-
IN THE
TENTH COURT OF APPEALS
No. 10-07-00346-CR
William Ray Phillips,
Appellant
v.
The State of Texas,
Appellee
From the 54th District Court
McLennan County, Texas
Trial Court No. 2007-69-C2
MEMORANDUM Opinion
William Ray Phillips was charged by indictment with twelve felony offenses (aggravated sexual assault, indecency with a child, aggravated sexual abuse, and aggravated rape of child). A jury found him guilty on all twelve counts and assessed the maximum punishments for each felony (ten, twenty, and ninety-nine years, respectively). The trial court entered twelve separate judgments. Asserting four issues, Phillips appeals. We will affirm.
Limitations
Phillips was charged with sexual offenses against his daughter, S., allegedly committed on or about October 1, 1982 through November 1, 1983. S. was born on January 26, 1979, and Phillips was indicted on January 10, 2007, just before her 28th birthday. The trial judge instructed the jury that the indictment had to have been filed not more than ten years after S. turned eighteen.
Phillips’s first issue complains that the ex post facto provisions of the Texas and U.S. constitutions were violated because the applicable statutes of limitations had expired and subsequently amended statutes of limitations were retroactively applied. The State responds that Phillips failed to preserve his complaint for appeal because his issue is not one of retroactive application, but of application of an allegedly improper statute. We will assume without deciding that Phillips’s claim is properly before us and proceed to its merits.

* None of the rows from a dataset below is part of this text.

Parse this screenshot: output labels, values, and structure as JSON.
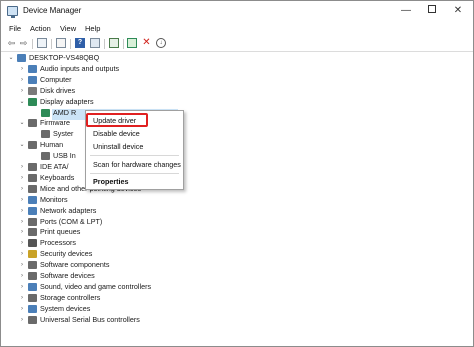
{
  "window": {
    "title": "Device Manager"
  },
  "menu": [
    "File",
    "Action",
    "View",
    "Help"
  ],
  "toolbar": {
    "buttons": [
      "back-arrow",
      "forward-arrow",
      "properties-sheet",
      "refresh-list",
      "help",
      "list-view",
      "scan-computer",
      "add-driver",
      "uninstall-x",
      "download-update"
    ]
  },
  "tree": {
    "root": "DESKTOP-VS48QBQ",
    "categories": [
      {
        "label": "Audio inputs and outputs",
        "icon": "speaker-icon",
        "color": "#4b7fb8",
        "expanded": false
      },
      {
        "label": "Computer",
        "icon": "monitor-icon",
        "color": "#4b7fb8",
        "expanded": false
      },
      {
        "label": "Disk drives",
        "icon": "drive-icon",
        "color": "#7a7a7a",
        "expanded": false
      },
      {
        "label": "Display adapters",
        "icon": "display-adapter-icon",
        "color": "#2e8b57",
        "expanded": true
      },
      {
        "label": "Firmware",
        "icon": "chip-icon",
        "color": "#6a6a6a",
        "expanded": true
      },
      {
        "label": "Human",
        "icon": "keyboard-icon",
        "color": "#6a6a6a",
        "expanded": true
      },
      {
        "label": "IDE ATA/",
        "icon": "disk-controller-icon",
        "color": "#6a6a6a",
        "expanded": false
      },
      {
        "label": "Keyboards",
        "icon": "keyboard-icon",
        "color": "#6a6a6a",
        "expanded": false
      },
      {
        "label": "Mice and other pointing devices",
        "icon": "mouse-icon",
        "color": "#6a6a6a",
        "expanded": false
      },
      {
        "label": "Monitors",
        "icon": "monitor-icon",
        "color": "#4b7fb8",
        "expanded": false
      },
      {
        "label": "Network adapters",
        "icon": "network-icon",
        "color": "#4b7fb8",
        "expanded": false
      },
      {
        "label": "Ports (COM & LPT)",
        "icon": "port-icon",
        "color": "#6a6a6a",
        "expanded": false
      },
      {
        "label": "Print queues",
        "icon": "printer-icon",
        "color": "#6a6a6a",
        "expanded": false
      },
      {
        "label": "Processors",
        "icon": "cpu-icon",
        "color": "#555555",
        "expanded": false
      },
      {
        "label": "Security devices",
        "icon": "security-icon",
        "color": "#c9a227",
        "expanded": false
      },
      {
        "label": "Software components",
        "icon": "component-icon",
        "color": "#6a6a6a",
        "expanded": false
      },
      {
        "label": "Software devices",
        "icon": "component-icon",
        "color": "#6a6a6a",
        "expanded": false
      },
      {
        "label": "Sound, video and game controllers",
        "icon": "speaker-icon",
        "color": "#4b7fb8",
        "expanded": false
      },
      {
        "label": "Storage controllers",
        "icon": "storage-icon",
        "color": "#6a6a6a",
        "expanded": false
      },
      {
        "label": "System devices",
        "icon": "system-icon",
        "color": "#4b7fb8",
        "expanded": false
      },
      {
        "label": "Universal Serial Bus controllers",
        "icon": "usb-icon",
        "color": "#6a6a6a",
        "expanded": false
      }
    ],
    "children": {
      "display": "AMD R",
      "firmware": "Syster",
      "human": "USB In"
    }
  },
  "context_menu": {
    "items": [
      "Update driver",
      "Disable device",
      "Uninstall device",
      "Scan for hardware changes",
      "Properties"
    ],
    "highlight_color": "#e02020"
  }
}
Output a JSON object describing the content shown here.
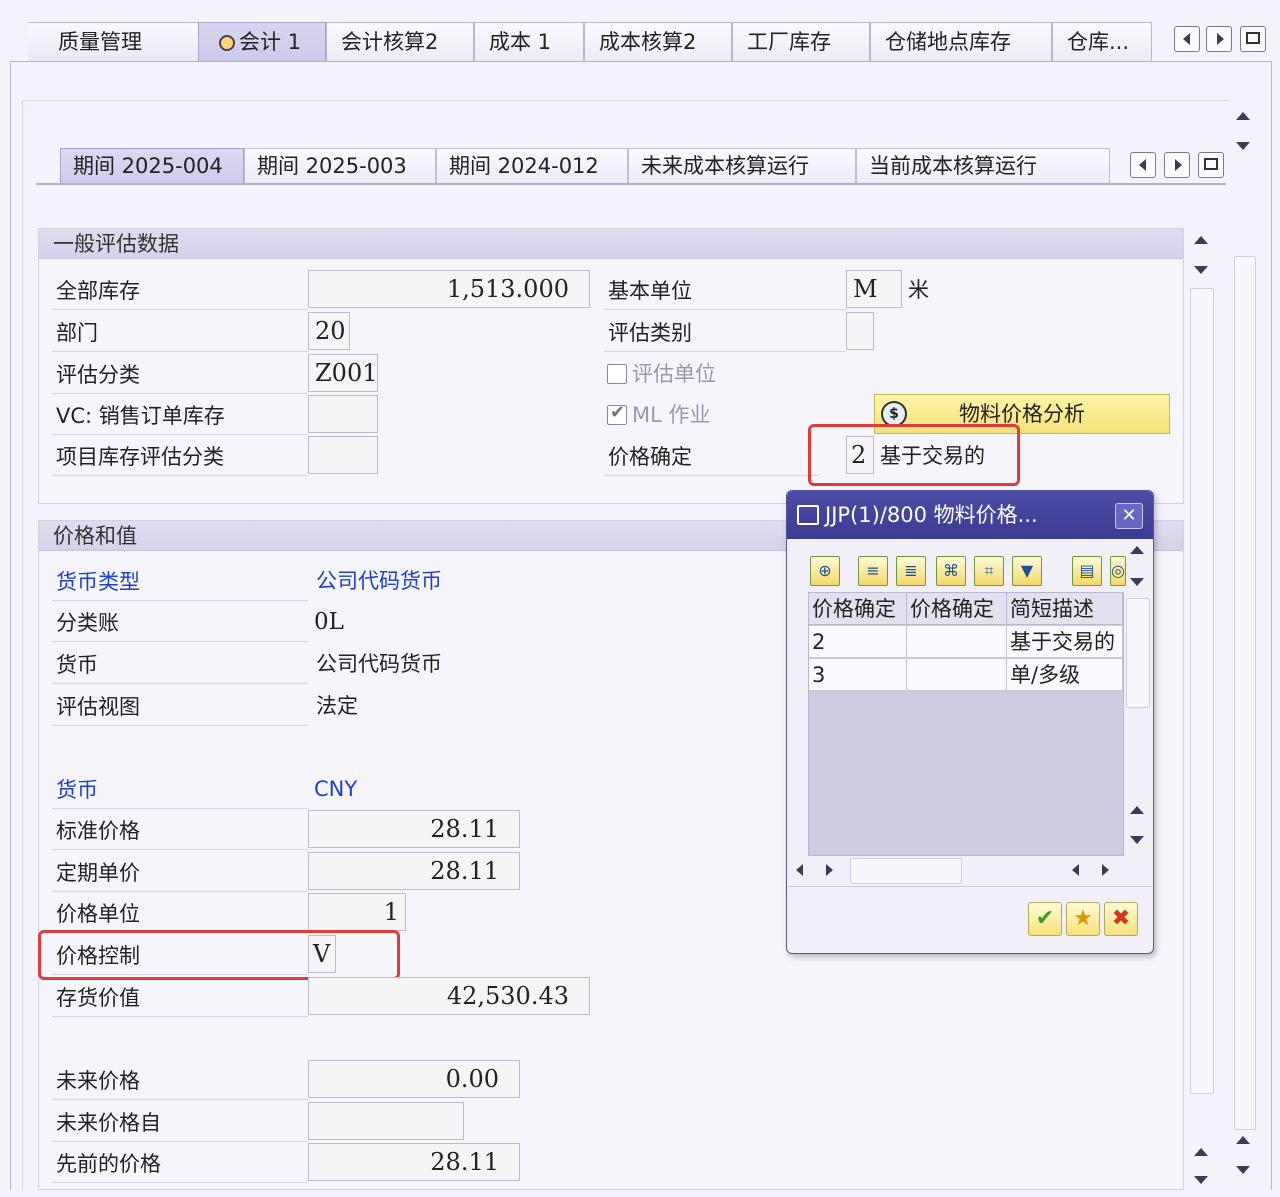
{
  "outer_tabs": [
    "质量管理",
    "会计 1",
    "会计核算2",
    "成本 1",
    "成本核算2",
    "工厂库存",
    "仓储地点库存",
    "仓库..."
  ],
  "period_tabs": [
    "期间 2025-004",
    "期间 2025-003",
    "期间 2024-012",
    "未来成本核算运行",
    "当前成本核算运行"
  ],
  "general": {
    "title": "一般评估数据",
    "total_stock_label": "全部库存",
    "total_stock": "1,513.000",
    "base_unit_label": "基本单位",
    "base_unit": "M",
    "base_unit_text": "米",
    "division_label": "部门",
    "division": "20",
    "valuation_category_label": "评估类别",
    "valuation_category": "",
    "valuation_class_label": "评估分类",
    "valuation_class": "Z001",
    "valuated_unit_label": "评估单位",
    "vc_label": "VC: 销售订单库存",
    "vc_value": "",
    "ml_label": "ML 作业",
    "project_label": "项目库存评估分类",
    "project_value": "",
    "price_determination_label": "价格确定",
    "price_determination": "2",
    "price_determination_text": "基于交易的",
    "price_analysis_button": "物料价格分析"
  },
  "prices": {
    "title": "价格和值",
    "currency_type_label": "货币类型",
    "currency_type": "公司代码货币",
    "ledger_label": "分类账",
    "ledger": "0L",
    "currency_label": "货币",
    "currency": "公司代码货币",
    "view_label": "评估视图",
    "view": "法定",
    "curr2_label": "货币",
    "curr2": "CNY",
    "std_price_label": "标准价格",
    "std_price": "28.11",
    "periodic_price_label": "定期单价",
    "periodic_price": "28.11",
    "price_unit_label": "价格单位",
    "price_unit": "1",
    "price_control_label": "价格控制",
    "price_control": "V",
    "inventory_value_label": "存货价值",
    "inventory_value": "42,530.43",
    "future_price_label": "未来价格",
    "future_price": "0.00",
    "future_price_from_label": "未来价格自",
    "future_price_from": "",
    "previous_price_label": "先前的价格",
    "previous_price": "28.11"
  },
  "dialog": {
    "title": "JJP(1)/800 物料价格...",
    "columns": [
      "价格确定",
      "价格确定",
      "简短描述"
    ],
    "rows": [
      {
        "code": "2",
        "mid": "",
        "desc": "基于交易的"
      },
      {
        "code": "3",
        "mid": "",
        "desc": "单/多级"
      }
    ]
  }
}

The legislature may extend the statute of limitations for prosecution of a criminal offense after the offense has been committed but before the expiration of the original limitations period. Lindsey v. State, 760 S.W.2d 649, 653 (Tex. Crim. App. 1988). At the time the alleged sexual molestations began, the statute of limitations for sexual assault in article 12.01 of the Code of Criminal Procedure was that of “all other felonies,” three years from the commission of the offense. See Act of May 15, 1975, 64th Leg., R.S., ch. 203, § 5, 1975 Tex. Gen. Laws 476, 478. Article 12.01 was amended in April 1983 (to take effect September 1, 1983) to provide a five-year statute of limitations for “rape, aggravated rape, sexual abuse, aggravated sexual abuse, rape of a child, [and] sexual abuse of a child.” Act of April 21, 1983, 68th Leg., R.S., ch. 85, §§ 1-2, 1983 Tex. Gen. Laws 413, 413-14 (also providing that it does not apply to an offense whose prosecution became barred by limitations on or before Aug. 31, 1983); see also Act of May 27, 1983, 68th Leg., R.S., ch. 977, §§ 7, 14, 1983 Tex. Gen. Laws 5311, 5318, 5321 (five-year limitation for “sexual assault,” to take effect Sept. 1, 1983). In 1985, article 12.01 was amended again, this time to remove the language in the Act of April 21, 1983 and to add “indecency with a child“ to the five-year statute. See Act of May 17, 1985, 69th Leg., R.S., ch. 330, § 1, 1985 Tex. Gen. Laws 1393. It likewise provided that the amended statute did not apply to an offense if prosecution of that offense became barred by limitations as of the passage of the amended statute. See id. §§ 2, 3, 1985 Tex. Gen. Laws 1393.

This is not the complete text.